I have given a task to identify clients making heavy queries on directory server, but I don't understand where to start. Could you help me that how can I identify or list out such clients that connect to my directory server (SunOne DS 5.2)? Is it possible to list them out using access logs and etime (elapsed time) values? Please suggest some way. Many thanks!
A good start would be parsing the access log files with the 'logconv.pl' utility, that with 5.2 was bundled within the DSRK (Directory Server Resource Kit) as a separate package; in the latest releases (11gR1PS1) DSRK is bundled with the product itself.
Basically, once you identify a line in your log file that has an high 'etime' (maybe with an awk script), you should be able to track back which "connection" (conn=X) generated that "operation" (op=Y).
Thanks for your answer. I can see every line that contains an etime value, also contains some "conn=X" and "op=Y" values. But on basis of this, how can we identify the client? I means how can we find the hostname or IP of the clients and what query it made?
Hello everyone! Thanks for your responses & I am really sorry for a late reply.
Well, I have wrote an awk code to extract conn=, op= and etime= entries from access file. But now on the basis of conn= value or op= how can I identify the client (i.e. hostname or IP)? Is anywhere any list available where I can find meanings of conn= and op= code values?
If you look through the access log you will see entries for a connection, followed shortly (usually) by a BIND.
The CONNECT line contains the IP address of the incoming connection, and the BIND the DN used to bind.
There are several potential problems you will have to face:
* If the connections are long-lived (days/weeks) the logs will have rolled, and unless you keep your logs for a long time, finding the original connection and bind might not be possible. Even if it is possible, you may have to look through several GB of data to find it.
* If you have a load balancer/proxy, you may see the address of the load balancer/proxy rather than that of the client system.
* There is often a tendency to re-use BIND credentials, so multiple applications may use the same bind DN making it impossible to identify the application by its bind DN.

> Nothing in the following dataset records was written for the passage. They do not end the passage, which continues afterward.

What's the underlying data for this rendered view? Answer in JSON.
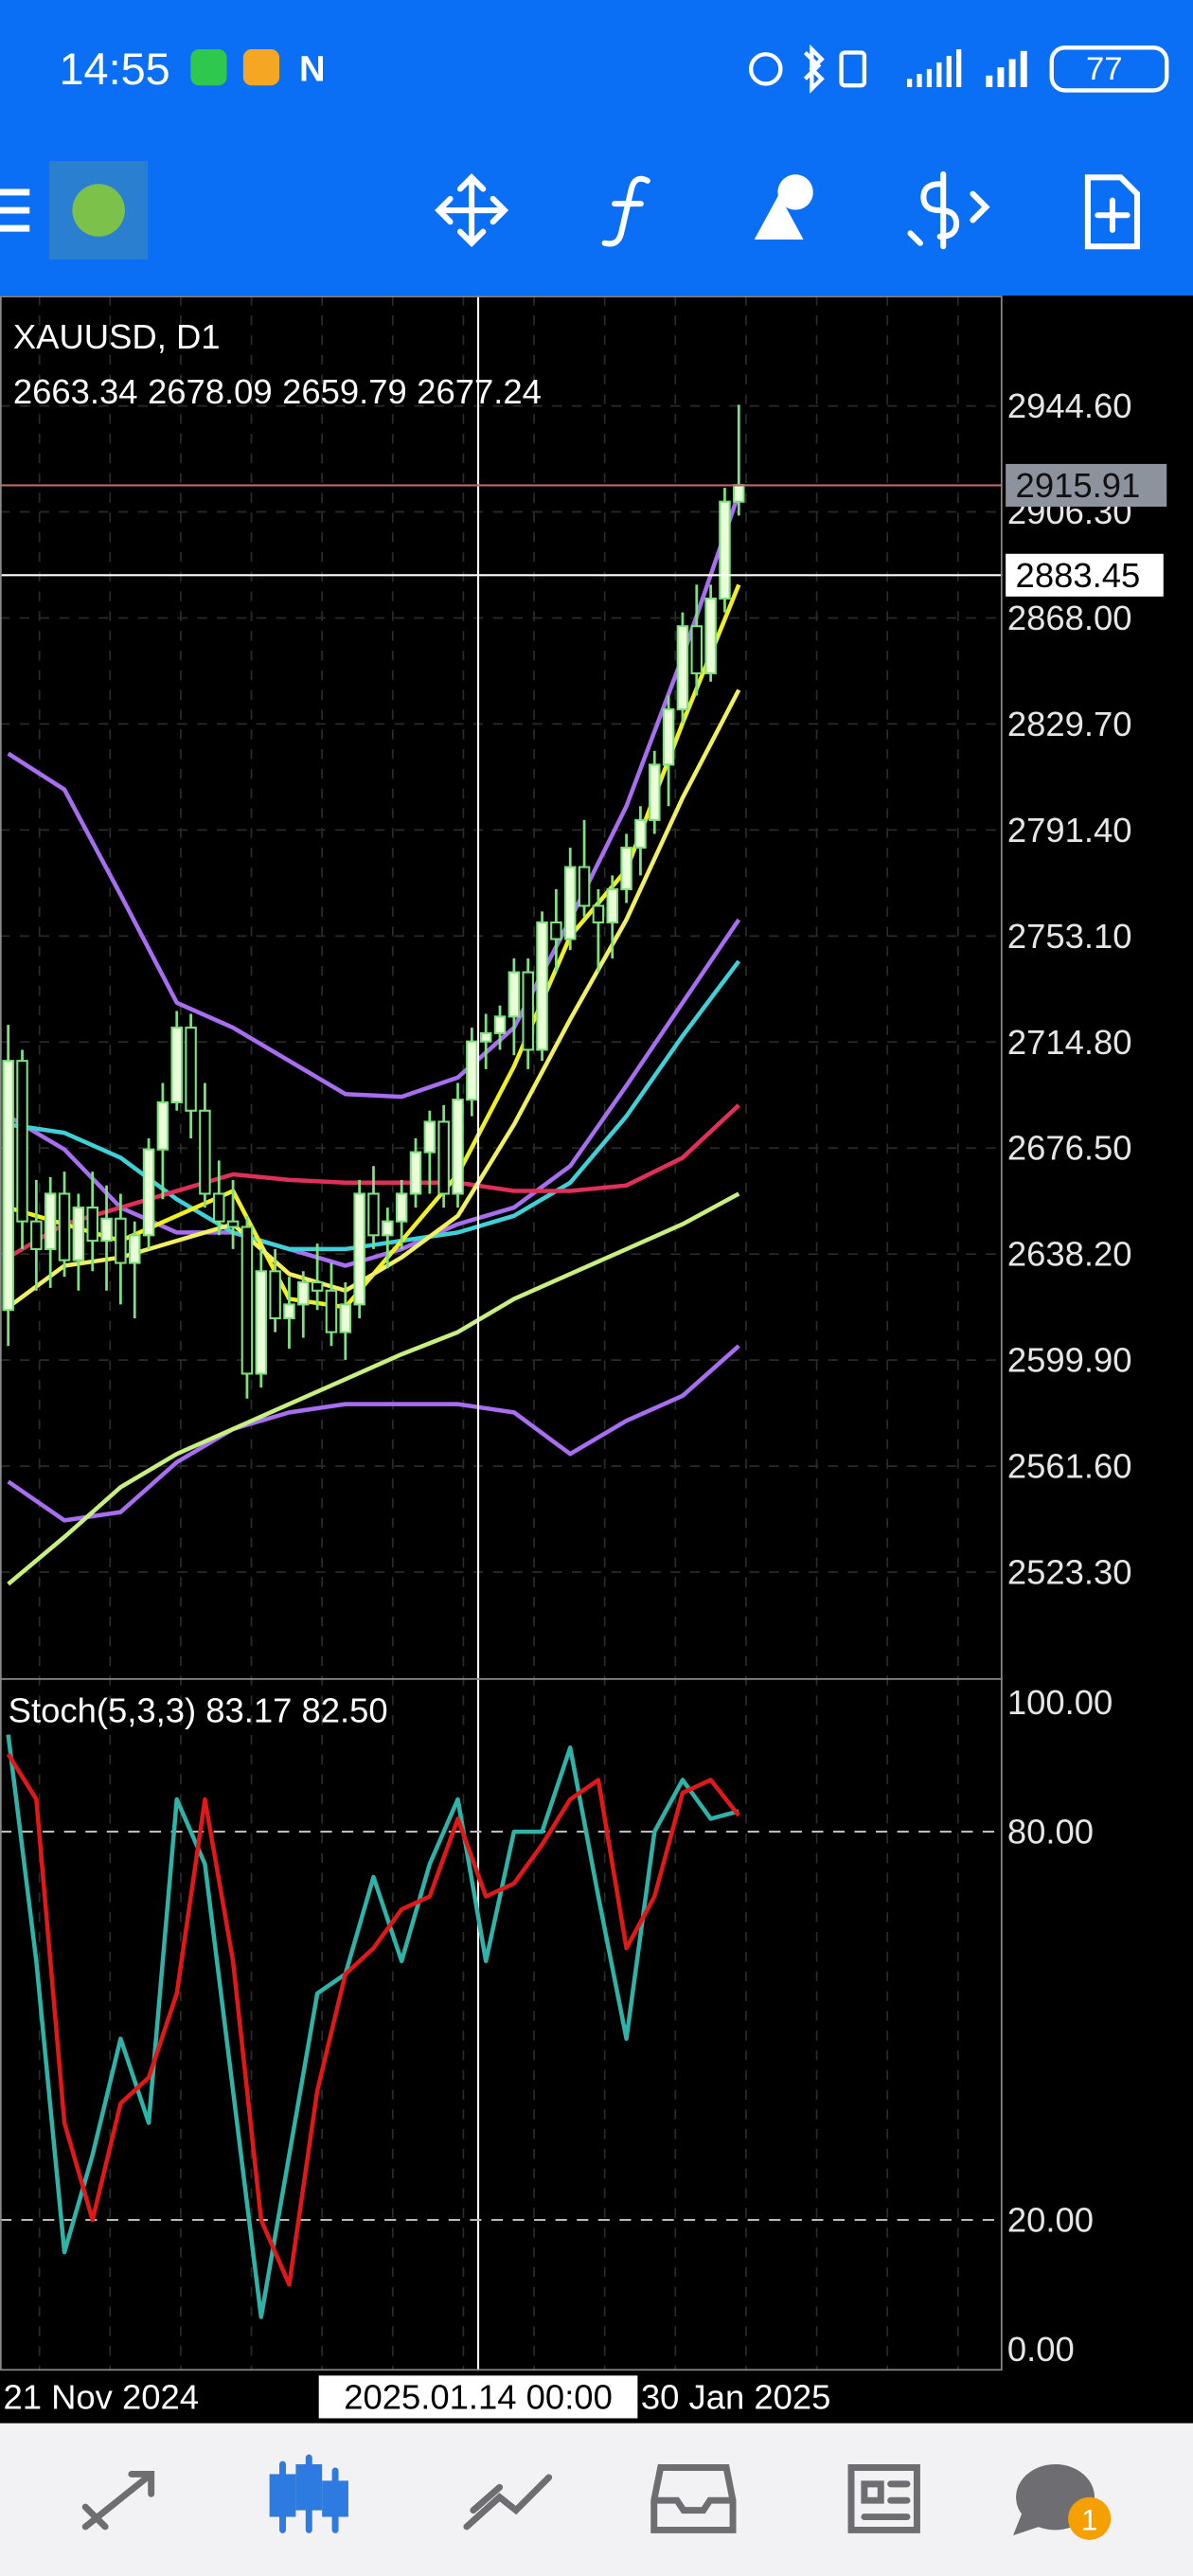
{
  "status_bar": {
    "time": "14:55",
    "battery": "77"
  },
  "nav_badge": "1",
  "chart_data": [
    {
      "type": "candlestick",
      "title": "XAUUSD, D1",
      "ohlc": [
        "2663.34",
        "2678.09",
        "2659.79",
        "2677.24"
      ],
      "open": [
        2618,
        2708,
        2650,
        2640,
        2660,
        2636,
        2655,
        2643,
        2651,
        2635,
        2645,
        2676,
        2693,
        2720,
        2690,
        2660,
        2650,
        2648,
        2595,
        2632,
        2615,
        2620,
        2628,
        2625,
        2610,
        2620,
        2660,
        2645,
        2650,
        2660,
        2675,
        2686,
        2660,
        2694,
        2715,
        2718,
        2724,
        2740,
        2712,
        2758,
        2752,
        2778,
        2764,
        2758,
        2770,
        2785,
        2795,
        2815,
        2835,
        2865,
        2848,
        2875,
        2910
      ],
      "high": [
        2721,
        2712,
        2665,
        2666,
        2668,
        2660,
        2668,
        2663,
        2660,
        2650,
        2680,
        2700,
        2726,
        2725,
        2700,
        2672,
        2665,
        2652,
        2640,
        2640,
        2630,
        2632,
        2642,
        2635,
        2628,
        2665,
        2670,
        2655,
        2665,
        2680,
        2690,
        2692,
        2700,
        2720,
        2725,
        2728,
        2745,
        2745,
        2762,
        2770,
        2785,
        2795,
        2770,
        2775,
        2790,
        2800,
        2820,
        2840,
        2870,
        2880,
        2880,
        2915,
        2945
      ],
      "low": [
        2605,
        2640,
        2625,
        2626,
        2630,
        2625,
        2632,
        2625,
        2620,
        2615,
        2640,
        2658,
        2690,
        2680,
        2655,
        2645,
        2640,
        2586,
        2590,
        2610,
        2604,
        2608,
        2618,
        2605,
        2600,
        2615,
        2640,
        2633,
        2640,
        2655,
        2660,
        2655,
        2655,
        2688,
        2705,
        2712,
        2710,
        2705,
        2708,
        2740,
        2748,
        2760,
        2740,
        2745,
        2765,
        2775,
        2790,
        2800,
        2830,
        2840,
        2845,
        2870,
        2905
      ],
      "close": [
        2708,
        2650,
        2640,
        2660,
        2636,
        2655,
        2643,
        2651,
        2635,
        2645,
        2676,
        2693,
        2720,
        2690,
        2660,
        2650,
        2648,
        2595,
        2632,
        2615,
        2620,
        2628,
        2625,
        2610,
        2620,
        2660,
        2645,
        2650,
        2660,
        2675,
        2686,
        2660,
        2694,
        2715,
        2718,
        2724,
        2740,
        2712,
        2758,
        2752,
        2778,
        2764,
        2758,
        2770,
        2785,
        2795,
        2815,
        2835,
        2865,
        2848,
        2875,
        2910,
        2916
      ],
      "color": "#7fe07f",
      "up_fill": "#eaffd8",
      "down_fill": "#000000",
      "indicators": {
        "x": [
          0,
          4,
          8,
          12,
          16,
          20,
          24,
          28,
          32,
          36,
          40,
          44,
          48,
          52
        ],
        "series": [
          {
            "color": "#a86ef0",
            "values": [
              2819,
              2806,
              2768,
              2729,
              2720,
              2708,
              2696,
              2695,
              2702,
              2720,
              2759,
              2800,
              2854,
              2913
            ]
          },
          {
            "color": "#a86ef0",
            "values": [
              2556,
              2542,
              2545,
              2563,
              2575,
              2581,
              2584,
              2584,
              2584,
              2581,
              2566,
              2578,
              2587,
              2605
            ]
          },
          {
            "color": "#a86ef0",
            "values": [
              2688,
              2676,
              2655,
              2646,
              2646,
              2640,
              2634,
              2640,
              2649,
              2655,
              2670,
              2699,
              2729,
              2759
            ]
          },
          {
            "color": "#3fd0d8",
            "values": [
              2685,
              2682,
              2673,
              2658,
              2646,
              2640,
              2640,
              2643,
              2646,
              2652,
              2664,
              2688,
              2717,
              2744
            ]
          },
          {
            "color": "#e0305a",
            "values": [
              2637,
              2649,
              2655,
              2661,
              2667,
              2665,
              2664,
              2664,
              2664,
              2661,
              2661,
              2663,
              2673,
              2692
            ]
          },
          {
            "color": "#c8f080",
            "values": [
              2519,
              2536,
              2554,
              2566,
              2575,
              2584,
              2593,
              2602,
              2610,
              2622,
              2631,
              2640,
              2649,
              2660
            ]
          },
          {
            "color": "#f0f020",
            "values": [
              2655,
              2649,
              2643,
              2652,
              2661,
              2622,
              2619,
              2643,
              2667,
              2706,
              2753,
              2777,
              2830,
              2880
            ]
          },
          {
            "color": "#f0f060",
            "values": [
              2619,
              2634,
              2637,
              2643,
              2649,
              2631,
              2625,
              2637,
              2652,
              2685,
              2723,
              2759,
              2803,
              2842
            ]
          }
        ]
      },
      "ylim": [
        2484.7,
        2984.4
      ],
      "yticks": [
        {
          "value": 2944.6,
          "label": "2944.60"
        },
        {
          "value": 2906.3,
          "label": "2906.30"
        },
        {
          "value": 2868,
          "label": "2868.00"
        },
        {
          "value": 2829.7,
          "label": "2829.70"
        },
        {
          "value": 2791.4,
          "label": "2791.40"
        },
        {
          "value": 2753.1,
          "label": "2753.10"
        },
        {
          "value": 2714.8,
          "label": "2714.80"
        },
        {
          "value": 2676.5,
          "label": "2676.50"
        },
        {
          "value": 2638.2,
          "label": "2638.20"
        },
        {
          "value": 2599.9,
          "label": "2599.90"
        },
        {
          "value": 2561.6,
          "label": "2561.60"
        },
        {
          "value": 2523.3,
          "label": "2523.30"
        }
      ],
      "grid": true,
      "price_lines": [
        {
          "value": 2915.91,
          "label": "2915.91",
          "color": "#b86a6a"
        },
        {
          "value": 2883.45,
          "label": "2883.45",
          "color": "#ffffff"
        }
      ],
      "crosshair_time": "2025.01.14 00:00",
      "x_labels": [
        "21 Nov 2024",
        "30 Jan 2025"
      ]
    },
    {
      "type": "line",
      "title": "Stoch(5,3,3) 83.17 82.50",
      "x": [
        0,
        2,
        4,
        6,
        8,
        10,
        12,
        14,
        16,
        18,
        20,
        22,
        24,
        26,
        28,
        30,
        32,
        34,
        36,
        38,
        40,
        42,
        44,
        46,
        48,
        50,
        52
      ],
      "series": [
        {
          "color": "#2fb3a8",
          "values": [
            95,
            60,
            15,
            30,
            48,
            35,
            85,
            75,
            40,
            5,
            30,
            55,
            58,
            73,
            60,
            75,
            85,
            60,
            80,
            80,
            93,
            70,
            48,
            80,
            88,
            82,
            83.17
          ]
        },
        {
          "color": "#e01818",
          "values": [
            92,
            85,
            35,
            20,
            38,
            42,
            55,
            85,
            60,
            20,
            10,
            40,
            58,
            62,
            68,
            70,
            82,
            70,
            72,
            78,
            85,
            88,
            62,
            70,
            86,
            88,
            82.5
          ]
        }
      ],
      "ylim": [
        -3.3,
        103.6
      ],
      "yticks": [
        {
          "value": 100,
          "label": "100.00"
        },
        {
          "value": 80,
          "label": "80.00"
        },
        {
          "value": 20,
          "label": "20.00"
        },
        {
          "value": 0,
          "label": "0.00"
        }
      ]
    }
  ]
}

* Application servers often use a common connection pool for multiple applications, so even knowing the IP address of the system may not pinpoint the application.
If you can do it - no proxy/load balancer hiding the source IP, it may be easier to snoop the network and look at the addresses on the packets.
Also look at what sorts of requests are being made, that can help to identify the application.
There is no easy way to do this unless some thought went into the original configuration: choosing load balancer which pass the source IP, using unique bind credentials for each application, logfile preservation etc.
All that said, with perseverence it is usually possible to track down the culprit.
Whether it is possible to fix the culprit is usually a political question and often the end result is having to work on the LDAP systems to have them support the heavy clients (using load balance rules to send these requests/applications to dedicated servers etc).
It's usually more interesting getting at the nature of what's breaking the server than exactly who is doing it. Root cause may be something easy to fix on the server like an unindexed attribute, or something more elusive. It's quite possible that the "heavy" queries are something the server should be able to handle, and not an unreasonable client behavior at all.
Once root cause is understood on the server side, any number of options may open up for resolving the issue. As a last resort, the problematic operation/s can even be throttled or disallowed, slowing or breaking whatever client is making them. If that doesn't flush the responsible clients out of the woodwork, nothing will. That last option might have non-technical ramifications that would warrant consideration.
Thanks everyone for your responses!
I can now fetch a list of clients connecting to the server and dn's of applications/clients with heavey elapsed time. On basis of those dn's I wil find out the applications or their owners, but one more thing:
After listing the applications/clients, on basis of their dn's, which are having high etime values, can I know what query they run? Can op= values help identify type of query? I read some articles on Internet, but couldn't understand the meaning of op= codes. Could anyone suggest how to identify such op= codes and queries the applications/clients are running?
Thanks for your time!
You could also do some pre-filtering using lgrep to select the high etimes you are interested in. Often, after I've got the output from lgrep, I'll use grep, sed, awk, sort, and/or uniq to get a tidy little report of what I'm really looking for.
Hi Chris, Thanks for your response.
I have already written an awk code to fetch data and I am now able to fetch any type of data. But I want that how to identify operation/query type i.e. what query or operation was run by the client/application on my ldap server?
Is it possible to find using op=<code> ? Is their any list available which explain the operation against specified op=<code> ?
Your etime numbers come off a RESULT line. You use the conn and op numbers to correlate that RESULT with another line that exists, earlier in the log, with the details of the request. You need both lines to make sense of the operation. Perhaps you can share what your script is showing you and we can work through some examples.